We go to Premier Martial Arts in Dexter, Southeast MO. Our instructor is Ray Carrillo. The kids have been going for a couple years, took me and my wife a little longer to start.


----------



## Laurentkd (Jan 11, 2008)

Welcome and happy posting!


----------



## IcemanSK (Jan 12, 2008)

Welcome to MT, Mark!


----------



## Ping898 (Jan 12, 2008)

welcome to MT  :wavey:


----------



## morph4me (Jan 12, 2008)

Hello Mark, welcome to MT


----------



## terryl965 (Jan 12, 2008)

tkdmark said:


> We go to Premier Martial Arts in Dexter, Southeast MO. Our instructor is Ray Carrillo. The kids have been going for a couple years, took me and my wife a little longer to start.


 
Tell Mr. Carrillo hello for me.


----------



## tkdmark (Jan 12, 2008)

terryl965 said:


> Tell Mr. Carrillo hello for me.


I sure will. I don't go back til Monday. Do you know him? I know he used to compete pretty heavily.


----------



## Mithios (Jan 12, 2008)

Welcome, from a fellow Missourian!


----------



## Drac (Jan 13, 2008)

tkdmark said:


> I'm a tad overweight (sarcasm) so it's tough going right now..Later-


 
Don't let that stop you..I went to my first ever MA class and I too was overweight, I just trained HARDER....Still overweight and STILL training just as hard..


----------



## tkdmark (Jan 13, 2008)

Drac said:


> Don't let that stop you..I went to my first ever MA class and I too was overweight, I just trained HARDER....Still overweight and STILL training just as hard..

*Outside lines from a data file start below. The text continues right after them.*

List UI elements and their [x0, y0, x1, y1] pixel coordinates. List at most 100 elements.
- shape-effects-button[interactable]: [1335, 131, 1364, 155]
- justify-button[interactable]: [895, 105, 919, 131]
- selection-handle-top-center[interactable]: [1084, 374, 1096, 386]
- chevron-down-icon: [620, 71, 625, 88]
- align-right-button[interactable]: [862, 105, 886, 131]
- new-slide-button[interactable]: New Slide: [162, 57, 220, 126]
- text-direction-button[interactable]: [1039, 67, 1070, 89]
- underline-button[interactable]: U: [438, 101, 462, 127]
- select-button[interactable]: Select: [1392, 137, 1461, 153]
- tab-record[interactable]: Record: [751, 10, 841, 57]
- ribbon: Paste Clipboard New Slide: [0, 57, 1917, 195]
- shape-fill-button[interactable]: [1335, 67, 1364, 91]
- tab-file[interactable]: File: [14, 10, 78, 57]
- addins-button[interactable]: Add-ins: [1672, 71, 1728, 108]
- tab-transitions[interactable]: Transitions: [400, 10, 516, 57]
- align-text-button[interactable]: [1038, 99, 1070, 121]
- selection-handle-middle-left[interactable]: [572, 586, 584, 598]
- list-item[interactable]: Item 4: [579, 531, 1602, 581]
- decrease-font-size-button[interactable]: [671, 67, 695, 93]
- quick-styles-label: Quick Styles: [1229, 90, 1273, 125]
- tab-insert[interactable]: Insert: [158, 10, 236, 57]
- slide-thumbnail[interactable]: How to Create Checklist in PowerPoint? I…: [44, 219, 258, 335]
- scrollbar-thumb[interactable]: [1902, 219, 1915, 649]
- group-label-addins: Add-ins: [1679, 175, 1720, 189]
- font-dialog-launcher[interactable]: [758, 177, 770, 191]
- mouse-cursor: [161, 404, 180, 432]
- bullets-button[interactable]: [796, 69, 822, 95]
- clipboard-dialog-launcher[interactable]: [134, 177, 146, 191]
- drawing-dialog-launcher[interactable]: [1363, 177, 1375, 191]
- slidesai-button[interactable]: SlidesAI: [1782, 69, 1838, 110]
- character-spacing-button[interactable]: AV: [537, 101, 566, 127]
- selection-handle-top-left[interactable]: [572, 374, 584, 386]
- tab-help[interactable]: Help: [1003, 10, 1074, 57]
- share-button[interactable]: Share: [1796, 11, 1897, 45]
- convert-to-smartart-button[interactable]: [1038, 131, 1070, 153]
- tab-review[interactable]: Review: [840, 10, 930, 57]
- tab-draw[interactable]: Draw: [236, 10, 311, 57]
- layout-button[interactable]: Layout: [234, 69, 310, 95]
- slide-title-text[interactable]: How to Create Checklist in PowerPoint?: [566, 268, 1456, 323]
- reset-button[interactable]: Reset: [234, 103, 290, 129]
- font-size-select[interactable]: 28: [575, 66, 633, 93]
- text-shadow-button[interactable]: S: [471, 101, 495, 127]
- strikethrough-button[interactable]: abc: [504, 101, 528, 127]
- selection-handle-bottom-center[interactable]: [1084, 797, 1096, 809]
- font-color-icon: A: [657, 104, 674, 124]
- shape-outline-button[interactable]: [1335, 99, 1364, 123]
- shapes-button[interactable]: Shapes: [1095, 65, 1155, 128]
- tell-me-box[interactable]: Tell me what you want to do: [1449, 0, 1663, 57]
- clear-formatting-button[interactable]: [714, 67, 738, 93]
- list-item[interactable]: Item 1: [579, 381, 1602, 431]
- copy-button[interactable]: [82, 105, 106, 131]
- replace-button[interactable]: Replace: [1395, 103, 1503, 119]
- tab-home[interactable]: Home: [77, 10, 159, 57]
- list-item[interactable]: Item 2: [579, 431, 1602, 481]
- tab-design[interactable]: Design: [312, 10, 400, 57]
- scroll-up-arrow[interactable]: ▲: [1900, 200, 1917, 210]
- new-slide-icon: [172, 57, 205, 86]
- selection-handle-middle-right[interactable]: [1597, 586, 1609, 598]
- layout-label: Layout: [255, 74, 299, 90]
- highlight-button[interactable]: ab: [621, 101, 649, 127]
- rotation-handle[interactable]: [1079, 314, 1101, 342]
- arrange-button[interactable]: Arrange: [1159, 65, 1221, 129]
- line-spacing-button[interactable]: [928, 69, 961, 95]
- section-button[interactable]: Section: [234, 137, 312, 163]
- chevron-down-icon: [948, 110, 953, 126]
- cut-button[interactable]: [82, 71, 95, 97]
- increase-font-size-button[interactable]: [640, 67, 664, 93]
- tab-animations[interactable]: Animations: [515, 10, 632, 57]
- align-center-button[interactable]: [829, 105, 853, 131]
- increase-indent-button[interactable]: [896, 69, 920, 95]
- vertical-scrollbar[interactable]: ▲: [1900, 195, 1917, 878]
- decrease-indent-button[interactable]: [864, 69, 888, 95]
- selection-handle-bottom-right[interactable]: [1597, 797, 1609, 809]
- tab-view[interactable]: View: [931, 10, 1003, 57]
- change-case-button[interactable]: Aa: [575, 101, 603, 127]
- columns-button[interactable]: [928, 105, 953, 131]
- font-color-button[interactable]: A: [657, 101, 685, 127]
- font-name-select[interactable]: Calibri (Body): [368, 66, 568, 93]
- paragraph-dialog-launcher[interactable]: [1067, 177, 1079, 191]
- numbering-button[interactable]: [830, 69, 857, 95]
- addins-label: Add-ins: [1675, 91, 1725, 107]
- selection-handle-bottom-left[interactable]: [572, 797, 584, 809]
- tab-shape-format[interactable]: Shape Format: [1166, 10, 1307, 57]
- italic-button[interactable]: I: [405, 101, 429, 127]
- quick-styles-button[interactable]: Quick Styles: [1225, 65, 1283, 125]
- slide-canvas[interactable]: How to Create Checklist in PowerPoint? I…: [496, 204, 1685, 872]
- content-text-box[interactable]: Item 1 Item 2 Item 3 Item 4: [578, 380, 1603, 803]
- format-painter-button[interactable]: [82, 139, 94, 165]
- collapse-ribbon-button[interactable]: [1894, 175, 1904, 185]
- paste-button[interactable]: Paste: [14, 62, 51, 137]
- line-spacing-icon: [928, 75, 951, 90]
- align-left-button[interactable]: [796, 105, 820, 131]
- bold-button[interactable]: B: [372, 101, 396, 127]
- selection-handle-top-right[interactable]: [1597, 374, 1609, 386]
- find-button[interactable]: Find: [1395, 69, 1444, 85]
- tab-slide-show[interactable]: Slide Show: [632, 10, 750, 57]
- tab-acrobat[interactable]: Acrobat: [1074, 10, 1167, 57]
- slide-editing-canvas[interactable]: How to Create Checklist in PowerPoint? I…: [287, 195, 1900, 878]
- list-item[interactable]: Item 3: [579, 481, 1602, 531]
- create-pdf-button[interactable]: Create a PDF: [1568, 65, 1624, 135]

I appreciate the support! I was in decent shape when I got married (10 years ago) and I miss the energy that I had. If I can get some of that back, I'll be doing alright.


----------



## Steel Tiger (Jan 13, 2008)

Hi Mark, welcome to MT.


----------



## 14 Kempo (Jan 15, 2008)

Hello Mark and welcome to MartialTalk ... enjoy!


----------



## KempoGuy06 (Jan 15, 2008)

welcome to MT

B


----------